In summary, FIFO produces a more realistic ending inventory valuation because it is close to current close. In contrast, LIFO matches the most recent costs with revenues and hence produces a better matching of expenses with revenues.

(iii)    In a period of rising prices, LIFO reports the lowest income with corresponding saving in tax (where this method is permissible); and because of the cash saving, cash outflow is less than when FIFO is used. But its effect on the balance sheet is that during inflationary conditions there is an understatement of inventories. The purpose of LIFO is to match current costs with revenues rather than earliest costs as in FIFO.

(iv)    The advocates of FIFO maintain that this method is in line with sequence of the goods sold and its ‘cost’ curve closely follows the market price trends in so far as purchase prices are concerned. However, during rising prices, FIFO mixes up inventory profits with operational profits.
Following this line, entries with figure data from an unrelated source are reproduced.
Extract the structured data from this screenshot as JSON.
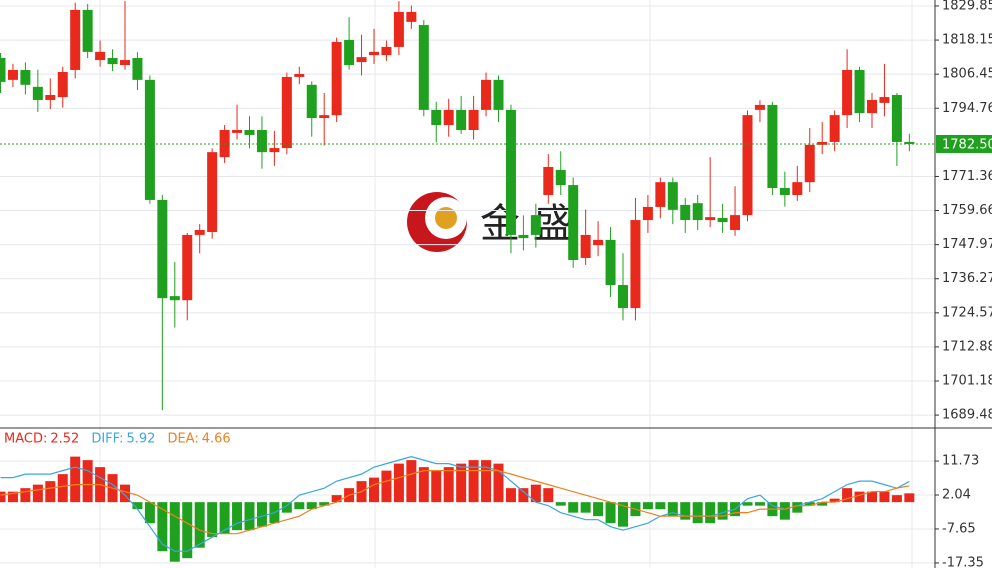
{
  "watermark": "金 盛",
  "chart_data": [
    {
      "type": "candlestick",
      "up_color": "#e8291c",
      "down_color": "#1fa01f",
      "ylim": [
        1685.4,
        1831.9
      ],
      "yticks": [
        1829.85,
        1818.15,
        1806.45,
        1794.76,
        1771.36,
        1759.66,
        1747.97,
        1736.27,
        1724.57,
        1712.88,
        1701.18,
        1689.48
      ],
      "grid": true,
      "last_price": {
        "value": 1782.5,
        "label": "1782.50"
      },
      "candles": [
        [
          1812.0,
          1813.7,
          1800.0,
          1803.8
        ],
        [
          1804.5,
          1810.0,
          1802.0,
          1807.9
        ],
        [
          1807.9,
          1810.5,
          1799.5,
          1802.8
        ],
        [
          1802.1,
          1808.0,
          1793.5,
          1797.6
        ],
        [
          1797.6,
          1805.0,
          1794.5,
          1799.3
        ],
        [
          1798.6,
          1809.0,
          1795.0,
          1807.2
        ],
        [
          1807.9,
          1831.0,
          1805.0,
          1828.5
        ],
        [
          1828.5,
          1830.5,
          1812.0,
          1814.1
        ],
        [
          1811.3,
          1818.0,
          1809.0,
          1814.1
        ],
        [
          1812.0,
          1815.0,
          1807.5,
          1809.9
        ],
        [
          1809.6,
          1831.5,
          1808.0,
          1811.3
        ],
        [
          1812.0,
          1814.0,
          1801.0,
          1804.5
        ],
        [
          1804.5,
          1806.0,
          1762.0,
          1763.3
        ],
        [
          1763.3,
          1765.0,
          1691.2,
          1729.6
        ],
        [
          1730.3,
          1742.0,
          1719.5,
          1728.9
        ],
        [
          1728.9,
          1752.0,
          1722.0,
          1751.3
        ],
        [
          1751.3,
          1755.0,
          1745.0,
          1753.0
        ],
        [
          1752.3,
          1781.0,
          1750.0,
          1779.7
        ],
        [
          1778.0,
          1789.0,
          1776.0,
          1787.3
        ],
        [
          1786.3,
          1796.0,
          1784.0,
          1787.3
        ],
        [
          1787.3,
          1792.0,
          1781.0,
          1785.6
        ],
        [
          1787.3,
          1792.0,
          1774.0,
          1779.7
        ],
        [
          1779.7,
          1787.0,
          1775.0,
          1781.1
        ],
        [
          1781.1,
          1807.0,
          1779.0,
          1805.5
        ],
        [
          1805.5,
          1809.0,
          1803.0,
          1806.5
        ],
        [
          1802.8,
          1804.0,
          1785.0,
          1791.4
        ],
        [
          1791.4,
          1800.0,
          1782.0,
          1792.4
        ],
        [
          1792.4,
          1819.0,
          1790.0,
          1817.5
        ],
        [
          1818.2,
          1826.0,
          1808.0,
          1809.6
        ],
        [
          1810.6,
          1820.0,
          1806.0,
          1812.3
        ],
        [
          1813.0,
          1822.0,
          1810.0,
          1814.1
        ],
        [
          1813.0,
          1818.0,
          1811.0,
          1815.8
        ],
        [
          1815.8,
          1831.5,
          1813.0,
          1827.8
        ],
        [
          1824.4,
          1830.0,
          1822.0,
          1827.8
        ],
        [
          1823.3,
          1825.0,
          1792.0,
          1794.2
        ],
        [
          1794.2,
          1797.0,
          1783.0,
          1789.0
        ],
        [
          1789.0,
          1798.0,
          1785.0,
          1794.2
        ],
        [
          1794.2,
          1799.0,
          1786.0,
          1787.3
        ],
        [
          1787.3,
          1799.0,
          1784.0,
          1794.2
        ],
        [
          1794.2,
          1807.0,
          1792.0,
          1804.5
        ],
        [
          1804.5,
          1806.0,
          1790.0,
          1794.2
        ],
        [
          1794.2,
          1796.0,
          1745.0,
          1751.3
        ],
        [
          1751.3,
          1758.0,
          1746.0,
          1750.2
        ],
        [
          1758.1,
          1762.0,
          1747.0,
          1751.3
        ],
        [
          1765.0,
          1779.0,
          1762.0,
          1774.6
        ],
        [
          1773.6,
          1780.0,
          1765.0,
          1768.4
        ],
        [
          1768.4,
          1771.0,
          1740.0,
          1742.7
        ],
        [
          1743.4,
          1760.0,
          1741.0,
          1751.3
        ],
        [
          1747.8,
          1756.0,
          1744.0,
          1749.6
        ],
        [
          1749.6,
          1754.0,
          1730.0,
          1734.1
        ],
        [
          1734.1,
          1745.0,
          1722.0,
          1726.2
        ],
        [
          1726.2,
          1764.0,
          1722.0,
          1756.4
        ],
        [
          1756.4,
          1765.0,
          1752.0,
          1760.9
        ],
        [
          1760.9,
          1771.0,
          1757.0,
          1769.4
        ],
        [
          1769.4,
          1771.0,
          1755.0,
          1759.9
        ],
        [
          1761.6,
          1764.0,
          1752.0,
          1756.4
        ],
        [
          1762.2,
          1765.0,
          1753.0,
          1756.4
        ],
        [
          1756.4,
          1778.0,
          1754.0,
          1757.4
        ],
        [
          1757.1,
          1762.0,
          1752.0,
          1755.7
        ],
        [
          1753.0,
          1768.0,
          1751.0,
          1758.1
        ],
        [
          1758.1,
          1794.0,
          1756.0,
          1792.4
        ],
        [
          1794.2,
          1797.5,
          1790.0,
          1795.9
        ],
        [
          1795.9,
          1797.0,
          1765.0,
          1767.4
        ],
        [
          1767.4,
          1773.0,
          1761.0,
          1765.0
        ],
        [
          1765.0,
          1775.0,
          1763.0,
          1769.4
        ],
        [
          1769.4,
          1788.0,
          1766.0,
          1782.2
        ],
        [
          1782.2,
          1790.0,
          1779.0,
          1783.2
        ],
        [
          1783.2,
          1794.0,
          1780.0,
          1792.4
        ],
        [
          1792.4,
          1815.0,
          1788.0,
          1807.9
        ],
        [
          1807.9,
          1809.0,
          1790.0,
          1793.1
        ],
        [
          1793.1,
          1800.0,
          1788.0,
          1797.6
        ],
        [
          1796.6,
          1810.0,
          1792.0,
          1798.6
        ],
        [
          1799.3,
          1800.0,
          1775.0,
          1783.2
        ],
        [
          1783.2,
          1786.0,
          1780.0,
          1782.5
        ]
      ]
    },
    {
      "type": "macd",
      "ylim": [
        -18.8,
        20.6
      ],
      "yticks": [
        11.73,
        2.04,
        -7.65,
        -17.35
      ],
      "series": [
        {
          "name": "MACD:",
          "color": "#e8291c",
          "down_color": "#1fa01f",
          "values": [
            3,
            3,
            4,
            5,
            6,
            8,
            13,
            12,
            10,
            8,
            5,
            -2,
            -6,
            -14,
            -17,
            -16,
            -13,
            -10,
            -9,
            -8,
            -8,
            -7,
            -6,
            -3,
            -2,
            -2,
            -1,
            2,
            4,
            6,
            7,
            9,
            11,
            12,
            10,
            9,
            10,
            11,
            12,
            12,
            11,
            4,
            4,
            5,
            4,
            -1,
            -3,
            -3,
            -4,
            -6,
            -7,
            -4,
            -2,
            -2,
            -4,
            -5,
            -6,
            -6,
            -5,
            -4,
            -1,
            -1,
            -4,
            -5,
            -3,
            -1,
            -1,
            1,
            4,
            3,
            3,
            3,
            2,
            2.52
          ]
        },
        {
          "name": "DIFF:",
          "color": "#3aa7e0",
          "values": [
            7,
            7,
            8,
            8,
            8,
            9,
            10,
            9,
            7,
            5,
            2,
            -2,
            -7,
            -12,
            -14,
            -14,
            -12,
            -10,
            -8,
            -6,
            -5,
            -4,
            -3,
            -1,
            2,
            3,
            4,
            6,
            7,
            8,
            10,
            11,
            12,
            13,
            12,
            11,
            11,
            10,
            10,
            10,
            9,
            6,
            3,
            0,
            -1,
            -3,
            -4,
            -5,
            -5,
            -7,
            -8,
            -7,
            -6,
            -4,
            -3,
            -4,
            -4,
            -4,
            -3,
            -2,
            1,
            2,
            -1,
            -2,
            -1,
            0,
            1,
            3,
            5,
            6,
            6,
            5,
            4,
            5.92
          ]
        },
        {
          "name": "DEA:",
          "color": "#f08020",
          "values": [
            2,
            2.5,
            3,
            3.5,
            4,
            4.5,
            5,
            5,
            5,
            4,
            3,
            2,
            0,
            -2,
            -4,
            -6,
            -8,
            -9,
            -9,
            -9,
            -8,
            -7,
            -6,
            -5,
            -4,
            -2,
            -1,
            0,
            2,
            3,
            5,
            6,
            7,
            8,
            9,
            9,
            9,
            9,
            9,
            9,
            9,
            8,
            7,
            6,
            5,
            4,
            3,
            2,
            1,
            0,
            -1,
            -2,
            -3,
            -4,
            -4,
            -4,
            -4,
            -4,
            -4,
            -3,
            -3,
            -2,
            -2,
            -2,
            -1,
            -1,
            0,
            0,
            1,
            2,
            3,
            3,
            4,
            4.66
          ]
        }
      ]
    }
  ]
}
(v)    Finally, the Weighted Average Method amounts for ending inventory, cost of goods sold and net income fall between FIFO and LIFO methods in their effect both on the balance sheet and the income statement. When inventory turns over rapidly, the weighted-average inventory values are almost as close to present prices as in FIFO. Weighted average reflects all of the prices as well as beginning inventory costs carried over from previous period.